Carrols Restaurant Group, a large publicly traded operator of Burger King restaurants as well as the owner of two Mexican concepts, is marketing properties in anticipation of saleleasebacks. Yet Paul Flanders, the company's CFO, said in a May earnings call that it expects to do $10 million to $12 million worth of sales, down from the initially planned $15 million.
Cap rates are now at more historic rates after having dropped to 7 and below during the market peak. And they now vary depending on a host of factors, but notably credit rating. "If someone is going to finance the purchase as a passive investor of a restaurant net-lease investment, the first question they ask is how are the tenant's financial statements," Sobelman said. "When the market was hot, it was less of a concern."
Investors are also more scrutinizing of real-estate fundamentals. During the height of the market, prices were often set based on the cash flow that a property could produce, rather than its resale value. The result, Ruben said, is that properties were sold at rates higher than their actual value.
When a restaurant ran into trouble and had to shut down—a common problem, especially as they often ended up making higher lease payments following the deal—the investor would be stuck with a property worth less than the amount for which it was purchased. "There was no way you could sell it or lease it for what the original tenant paid," Ruben said.
That's not happening anymore. Investors are taking a more "balanced approach," Ruben said. Sobelman said that the intrinsic value of the land and the building has become much more important in the current economy. A Walgreen's in Midtown Manhattan, he said, would have a better cap rate than one in Brady, Nebraska.

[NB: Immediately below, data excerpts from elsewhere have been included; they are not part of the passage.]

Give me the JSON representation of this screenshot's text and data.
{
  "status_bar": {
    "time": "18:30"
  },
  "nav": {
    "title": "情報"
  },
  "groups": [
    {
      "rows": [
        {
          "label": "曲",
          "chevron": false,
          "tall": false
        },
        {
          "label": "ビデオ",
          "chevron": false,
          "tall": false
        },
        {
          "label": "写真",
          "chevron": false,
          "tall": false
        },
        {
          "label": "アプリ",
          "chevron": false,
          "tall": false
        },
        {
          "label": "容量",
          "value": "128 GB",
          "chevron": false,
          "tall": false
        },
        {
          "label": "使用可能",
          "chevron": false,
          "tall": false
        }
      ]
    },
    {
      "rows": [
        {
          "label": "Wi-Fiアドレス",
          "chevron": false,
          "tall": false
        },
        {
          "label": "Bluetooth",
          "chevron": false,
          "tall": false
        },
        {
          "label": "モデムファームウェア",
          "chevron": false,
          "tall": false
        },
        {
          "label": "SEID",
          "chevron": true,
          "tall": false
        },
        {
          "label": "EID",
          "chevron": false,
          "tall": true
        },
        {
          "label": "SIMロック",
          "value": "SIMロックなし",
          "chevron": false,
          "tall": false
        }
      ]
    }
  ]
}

All this said, Sobelman refused to call it a seller's market. Buyers, on the other hand, didn't exactly sound thrilled with the market and one described it as "slow to non-existent." The key, Glass said, is ensuring that the deal is properly priced. A $5 million casual dining restaurant probably couldn't get done, he said, but one at $2 million to $2.5 million probably could. He recently helped structure a 7-unit KFC deal and received 30 offers.

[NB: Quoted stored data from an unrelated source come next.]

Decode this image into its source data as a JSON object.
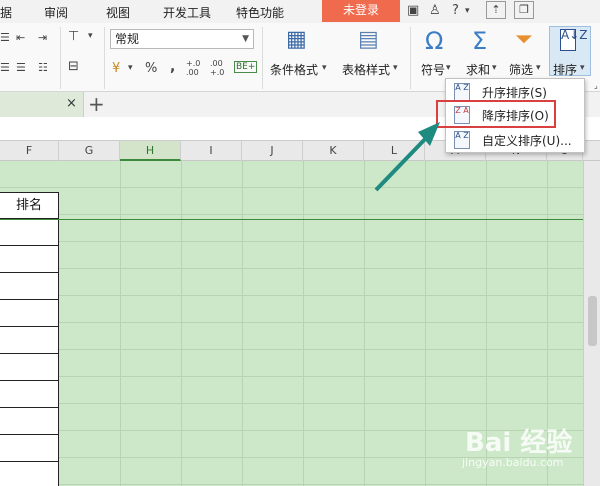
{
  "menu": {
    "tabs": [
      "据",
      "审阅",
      "视图",
      "开发工具",
      "特色功能"
    ],
    "login": "未登录",
    "help": "?",
    "icons": [
      "skin-icon",
      "shirt-icon",
      "help-icon",
      "upload-icon",
      "restore-icon"
    ]
  },
  "ribbon": {
    "number_format": "常规",
    "percent": "%",
    "comma": ",",
    "inc_decimal": "+.0 .00",
    "dec_decimal": ".00 +.0",
    "cond_format": "条件格式",
    "table_style": "表格样式",
    "symbol": "符号",
    "sum": "求和",
    "filter": "筛选",
    "sort": "排序"
  },
  "sheet_tabs": {
    "close": "×",
    "add": "+"
  },
  "columns": [
    "F",
    "G",
    "H",
    "I",
    "J",
    "K",
    "L",
    "M",
    "N",
    "O"
  ],
  "active_column": "H",
  "cells": {
    "f_header": "排名"
  },
  "sort_menu": {
    "items": [
      {
        "label": "升序排序(S)",
        "icon_text": "A Z"
      },
      {
        "label": "降序排序(O)",
        "icon_text": "Z A"
      },
      {
        "label": "自定义排序(U)...",
        "icon_text": "A Z"
      }
    ]
  },
  "watermark": {
    "brand": "Bai 经验",
    "url": "jingyan.baidu.com"
  },
  "colors": {
    "sheet_bg": "#cde8c9",
    "login_bg": "#f06a4e",
    "highlight": "#d94040",
    "arrow": "#1f8a80",
    "active_column": "#3a8a3a"
  }
}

Indeed, Sean Hickham, vice president of net lease investments for Servant Investments, said that one of the big problems in the market is the expectation of sellers that they're going to get the same cap rates they did two years ago. He noted that Walgreen's, which used to get cap rates in the mid-six range, is now getting cap rates over 7. "That shifts all programs," he said.
Lisa Sickinger, an associate with Marcus & Millichap, said that sellers also expect the market to be completely non-existent, which it isn't. "Their impression of the market is more dismal than reality," she said. "There are not as many properties on the market. But their dismal overview is inaccurate. The list of buyers that were players a year ago has changed, but they're plentiful. And those buyers are looking for transactions."